The toolbar for the Buttons container (select it by clicking the outer area) controls how buttons are arranged:

The Buttons block toolbar in WordPress showing justification and alignment controls

  • Justification — align buttons left, centre, right, or space them out
  • Orientation — stack buttons vertically or keep them in a row
  • Align — make the button group wide or full width

The toolbar for an individual Button (select by clicking directly on the button) controls the link, text formatting, and style of that specific button.
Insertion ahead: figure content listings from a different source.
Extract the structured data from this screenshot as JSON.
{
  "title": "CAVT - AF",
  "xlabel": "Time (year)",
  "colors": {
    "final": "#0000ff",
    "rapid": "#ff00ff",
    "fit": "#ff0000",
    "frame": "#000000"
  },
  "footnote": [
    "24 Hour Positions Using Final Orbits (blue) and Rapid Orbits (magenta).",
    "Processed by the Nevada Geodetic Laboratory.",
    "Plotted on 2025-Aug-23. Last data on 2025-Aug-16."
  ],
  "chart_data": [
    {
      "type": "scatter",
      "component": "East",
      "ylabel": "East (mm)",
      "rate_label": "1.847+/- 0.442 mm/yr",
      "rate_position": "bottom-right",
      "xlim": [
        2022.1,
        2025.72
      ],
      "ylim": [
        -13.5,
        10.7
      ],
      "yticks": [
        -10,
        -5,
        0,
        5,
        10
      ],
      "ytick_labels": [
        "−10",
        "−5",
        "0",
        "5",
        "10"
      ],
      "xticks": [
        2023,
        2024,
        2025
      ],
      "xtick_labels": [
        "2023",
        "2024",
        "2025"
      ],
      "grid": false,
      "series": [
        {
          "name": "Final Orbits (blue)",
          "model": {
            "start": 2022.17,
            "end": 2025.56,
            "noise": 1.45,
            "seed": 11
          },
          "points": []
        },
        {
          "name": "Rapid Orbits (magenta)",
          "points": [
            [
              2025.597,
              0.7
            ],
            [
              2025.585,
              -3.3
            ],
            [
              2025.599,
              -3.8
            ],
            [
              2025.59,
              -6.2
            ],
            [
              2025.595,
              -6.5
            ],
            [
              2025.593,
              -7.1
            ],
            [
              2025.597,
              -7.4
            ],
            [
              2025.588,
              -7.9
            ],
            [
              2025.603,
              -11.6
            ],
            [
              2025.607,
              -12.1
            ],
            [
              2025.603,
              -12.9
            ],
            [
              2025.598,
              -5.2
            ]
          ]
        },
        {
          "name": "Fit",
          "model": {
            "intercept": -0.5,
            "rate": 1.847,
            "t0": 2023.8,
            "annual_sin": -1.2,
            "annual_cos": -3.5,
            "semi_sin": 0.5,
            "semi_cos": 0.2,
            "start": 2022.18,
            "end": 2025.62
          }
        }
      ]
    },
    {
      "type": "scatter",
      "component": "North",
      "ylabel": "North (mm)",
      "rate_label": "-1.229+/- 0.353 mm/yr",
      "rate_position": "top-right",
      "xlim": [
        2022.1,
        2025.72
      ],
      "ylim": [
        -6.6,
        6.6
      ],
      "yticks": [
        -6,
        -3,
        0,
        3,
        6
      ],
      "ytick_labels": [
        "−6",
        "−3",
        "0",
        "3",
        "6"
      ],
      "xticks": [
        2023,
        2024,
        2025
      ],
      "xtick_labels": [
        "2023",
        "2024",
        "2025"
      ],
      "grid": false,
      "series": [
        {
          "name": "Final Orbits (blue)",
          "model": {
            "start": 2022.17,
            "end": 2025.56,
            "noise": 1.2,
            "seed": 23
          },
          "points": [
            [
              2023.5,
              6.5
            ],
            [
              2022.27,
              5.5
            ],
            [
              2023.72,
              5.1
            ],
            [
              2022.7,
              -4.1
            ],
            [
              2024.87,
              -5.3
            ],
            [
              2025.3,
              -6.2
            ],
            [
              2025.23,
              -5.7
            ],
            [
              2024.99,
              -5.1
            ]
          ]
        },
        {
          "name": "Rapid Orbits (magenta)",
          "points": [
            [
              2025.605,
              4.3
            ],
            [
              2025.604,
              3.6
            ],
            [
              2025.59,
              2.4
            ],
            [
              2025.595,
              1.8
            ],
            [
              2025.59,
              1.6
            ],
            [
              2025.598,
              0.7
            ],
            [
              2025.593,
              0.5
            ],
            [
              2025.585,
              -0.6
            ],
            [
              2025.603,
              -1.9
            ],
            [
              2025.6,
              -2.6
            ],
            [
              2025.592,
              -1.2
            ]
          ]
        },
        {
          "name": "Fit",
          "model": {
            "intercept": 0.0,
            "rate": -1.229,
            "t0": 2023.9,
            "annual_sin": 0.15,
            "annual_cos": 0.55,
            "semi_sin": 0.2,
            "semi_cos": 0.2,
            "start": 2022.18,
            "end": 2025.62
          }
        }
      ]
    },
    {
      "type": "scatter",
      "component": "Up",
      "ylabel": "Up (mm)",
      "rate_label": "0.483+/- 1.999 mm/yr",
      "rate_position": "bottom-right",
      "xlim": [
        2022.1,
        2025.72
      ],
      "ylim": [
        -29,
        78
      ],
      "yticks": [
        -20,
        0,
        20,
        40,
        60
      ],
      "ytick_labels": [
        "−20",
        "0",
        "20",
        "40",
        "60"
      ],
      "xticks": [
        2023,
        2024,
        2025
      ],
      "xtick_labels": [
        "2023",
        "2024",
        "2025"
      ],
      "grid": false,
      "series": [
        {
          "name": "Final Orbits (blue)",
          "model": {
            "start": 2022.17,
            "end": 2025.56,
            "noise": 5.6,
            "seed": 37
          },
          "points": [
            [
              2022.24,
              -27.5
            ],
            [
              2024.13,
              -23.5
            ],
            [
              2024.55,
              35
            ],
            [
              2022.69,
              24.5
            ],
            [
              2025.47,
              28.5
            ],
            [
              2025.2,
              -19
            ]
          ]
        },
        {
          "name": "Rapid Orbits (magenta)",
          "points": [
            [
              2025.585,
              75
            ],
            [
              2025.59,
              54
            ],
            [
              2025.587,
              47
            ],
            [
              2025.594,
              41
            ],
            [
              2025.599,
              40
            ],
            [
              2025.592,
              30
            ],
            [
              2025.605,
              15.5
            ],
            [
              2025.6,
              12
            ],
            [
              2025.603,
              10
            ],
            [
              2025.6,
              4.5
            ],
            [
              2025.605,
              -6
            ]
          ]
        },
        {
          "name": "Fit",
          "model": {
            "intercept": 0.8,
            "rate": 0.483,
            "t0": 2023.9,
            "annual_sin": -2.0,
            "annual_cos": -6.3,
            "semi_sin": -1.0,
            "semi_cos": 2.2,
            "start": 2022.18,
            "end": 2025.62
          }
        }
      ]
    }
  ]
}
  • One H1 per page — the page title is always H1. Never add another.
  • Use headings in order — do not jump from H2 to H4. Every heading level should follow logically from the one above.
  • Paragraphs for text — do not use heading blocks just to make text bigger. Use paragraph font size settings.
  • Alt text on every image — always describe what is in the image.
  • Buttons need a Buttons container — you cannot add a button block directly; always start with Buttons.
  • Preview before publishing — use the Preview button (top right) to see how the page looks to visitors before it goes live.